FOR IMMEDIATE RELEASE
August 6, 2014
WASHINGTON, DC – A federal judge in Los Angeles denied a motion filed by Corn Refiners Association (“CRA”) member companies seeking leave to amend their counterclaim against the sugar industry defendants in the Western Sugar Cooperative et al. v. Archer-Daniels-Midland Company et al. litigation on Tuesday. The motion sought leave to expand an existing counterclaim against The Sugar Association and to include other individual members of the sugar industry. U.S. District Court Judge Consuelo Marshall denied the Corn Refiners’ request to amend the counterclaim.
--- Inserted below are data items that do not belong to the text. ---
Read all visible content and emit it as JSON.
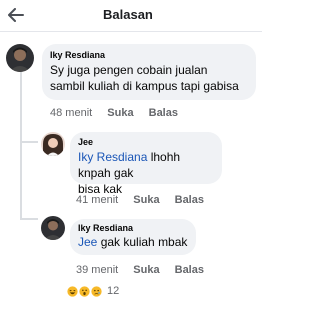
{
  "header": {
    "title": "Balasan"
  },
  "comments": [
    {
      "name": "Iky Resdiana",
      "text_lines": [
        "Sy juga pengen cobain jualan",
        "sambil kuliah di kampus tapi gabisa"
      ],
      "time": "48 menit",
      "like": "Suka",
      "reply": "Balas"
    },
    {
      "name": "Jee",
      "mention": "Iky Resdiana",
      "text_after_mention": " lhohh knpah gak",
      "text_line2": "bisa kak",
      "time": "41 menit",
      "like": "Suka",
      "reply": "Balas"
    },
    {
      "name": "Iky Resdiana",
      "mention": "Jee",
      "text_after_mention": " gak kuliah mbak",
      "time": "39 menit",
      "like": "Suka",
      "reply": "Balas"
    }
  ],
  "reactions": {
    "icons": [
      "haha-icon",
      "wow-icon",
      "sad-icon"
    ],
    "count": "12"
  }
}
Subject to further developments, the case would continue to proceed on the original counterclaim already filed by the CRA member companies against The Sugar Association. John Bode, president of the CRA, expressed his disappointment with the ruling, “We are disappointed by the ruling, and are considering our options. At a minimum, we would proceed with the case under our original counterclaim against The Sugar Association. We have alleged and expect to prove at trial that The Sugar Association has purposely misled the public to create false health concerns and fear about high fructose corn syrup—all for the purpose of increasing sugar’s market share.”
### The Corn Refiners Association (CRA) is the national trade association representing the corn refining industry of the United States. CRA and its predecessors have served this important segment of American agribusiness since 1913. Corn refiners manufacture sweeteners, ethanol, starch, bioproducts, corn oil and feed products from corn components such as starch, oil, protein and fiber.